Many enterprises are building AI on a house of cards in the rush to deploy. Often so focused on the model itself, most have neglected to consider what it consumes. Now, the lack of a proper data foundation could be causing AI governance efforts to fail. Instead of a powerful tool, the result for many organizations is a "black box" that produces unreliable results, reinforces societal bias, and exposes the business to significant legal risks.
For an expert's perspective, we spoke with Shivam Shukla, a data and AI governance specialist at a global trade and logistics company. As a Certified Data Management Professional (CDMP) and a Global AI Delegate (GAFAI), Shukla has spent his career navigating this challenge in data-centric roles at companies like PureHealth and Informatica. For him, solving the AI governance puzzle means addressing a fundamental question of ownership that many leaders tend to overlook.
"The one thing that bridges both data and AI governance is accountability. You have to be accountable for how your data is managed, shared, and used, as well as for its quality. That same principle extends to AI. You must be accountable for any model bias, the data it is trained on, and whether you are properly retaining, using, or sharing PII. It all works around accountability," Shukla says.
The fine print: It’s a level of corporate responsibility in contrast with the often-casual attitude many people have toward their own data, he explains. "How many of us read the consent form—that consent tick box that we click on? We don't actually read that, and you'll be surprised if we do."

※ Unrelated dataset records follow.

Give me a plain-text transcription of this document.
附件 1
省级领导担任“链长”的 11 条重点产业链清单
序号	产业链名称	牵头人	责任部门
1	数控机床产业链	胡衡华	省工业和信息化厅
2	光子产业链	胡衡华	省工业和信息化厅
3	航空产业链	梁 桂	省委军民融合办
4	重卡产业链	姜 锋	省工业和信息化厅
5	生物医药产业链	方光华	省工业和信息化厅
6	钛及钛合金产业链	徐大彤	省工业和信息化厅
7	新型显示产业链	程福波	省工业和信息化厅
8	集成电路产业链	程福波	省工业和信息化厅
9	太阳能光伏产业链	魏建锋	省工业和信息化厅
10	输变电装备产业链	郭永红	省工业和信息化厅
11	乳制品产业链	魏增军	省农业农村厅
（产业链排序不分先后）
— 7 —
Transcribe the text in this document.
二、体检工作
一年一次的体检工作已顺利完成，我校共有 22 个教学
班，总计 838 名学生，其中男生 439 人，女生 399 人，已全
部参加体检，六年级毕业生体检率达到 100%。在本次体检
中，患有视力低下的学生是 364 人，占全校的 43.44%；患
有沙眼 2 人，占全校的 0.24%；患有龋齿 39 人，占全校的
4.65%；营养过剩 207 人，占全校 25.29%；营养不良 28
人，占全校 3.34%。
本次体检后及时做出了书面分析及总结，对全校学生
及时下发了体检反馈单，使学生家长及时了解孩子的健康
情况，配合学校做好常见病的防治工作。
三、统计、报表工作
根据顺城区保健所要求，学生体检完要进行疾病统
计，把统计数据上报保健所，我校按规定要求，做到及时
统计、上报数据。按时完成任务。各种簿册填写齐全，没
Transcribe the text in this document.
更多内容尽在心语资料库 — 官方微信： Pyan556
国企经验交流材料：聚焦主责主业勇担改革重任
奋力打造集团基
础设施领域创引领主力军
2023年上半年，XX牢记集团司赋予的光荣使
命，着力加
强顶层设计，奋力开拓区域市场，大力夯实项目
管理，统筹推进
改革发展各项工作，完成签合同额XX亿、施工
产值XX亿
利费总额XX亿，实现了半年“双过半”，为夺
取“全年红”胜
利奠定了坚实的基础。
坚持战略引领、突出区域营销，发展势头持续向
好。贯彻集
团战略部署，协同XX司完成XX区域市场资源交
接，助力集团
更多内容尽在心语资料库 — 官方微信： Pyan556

But that accountability begins long before an AI model is ever trained, Shukla continues. Without a proper data foundation, organizations can be left trying to manage the outputs of a "black box" they cannot see inside, which can lead to unreliable results and reinforce existing societal biases.
First things first: Here, Shukla cites a well-known example where a large language model defaults to assigning a male doctor and a female nurse—a phenomenon validated by additional research on AI-driven gender stereotypes. In most cases, the AI's logic reflects the bias inherent in the data it was trained on. "The first step to proper AI results or proper AI governance is data governance. You need to make sure your data is AI-ready, that it is not skewed, and that it has been collected without bias."
Strategic sampling: Offering a more nuanced view, Shukla explains that in certain business contexts, intentional bias can be a necessary tool for strategic focus. "When launching enterprise-level software, the only thing that matters is what the 15% who are actually going to use it are saying. That becomes the bias, which means taking the opinions of the actual or potential customers who may actually use it."
While governance functions have historically faced resistance, Shukla sees attitudes improving as organizations become more willing to be transparent. Still, he says, a common misconception is that oversight frameworks stifle progress.
Not a roadblock: Instead, Shukla frames governance as a fundamental prerequisite for responsible development. "A lot of organizations think that having AI governance in place would limit the scope of AI, but it's nothing like that. It's just there to make sure that we act responsibly and are accountable for our actions. We can't just wave it off."
Today, that responsibility is a pressing legal consideration, Shukla continues. In a globalized workforce, data accountability transcends national borders. With the extraterritorial reach of regulations like the GDPR—a phenomenon often referred to as the "Brussels effect"—enterprises are exposed to significant legal risk, Shukla says. "Someone from Europe is working in India, the GCC regions, New Zealand, or Australia. They are all subject to GDPR laws. But how many companies or organizations take accountability for that? It's something that's often overlooked."
Describing this as a fundamental gap in corporate governance, Shukla points to the need for a more rigorous approach. "How is the data being transferred? The way we manage data globally requires a more authoritative implementation of governance. It cannot be overlooked." When asked to point to a "hero" organization serving as a positive role model, however, he politely dismisses the premise. Instead, he offers a blunt assessment of the industry, a statement on which he insisted on being quoted: "Most enterprises overlook it," he concludes.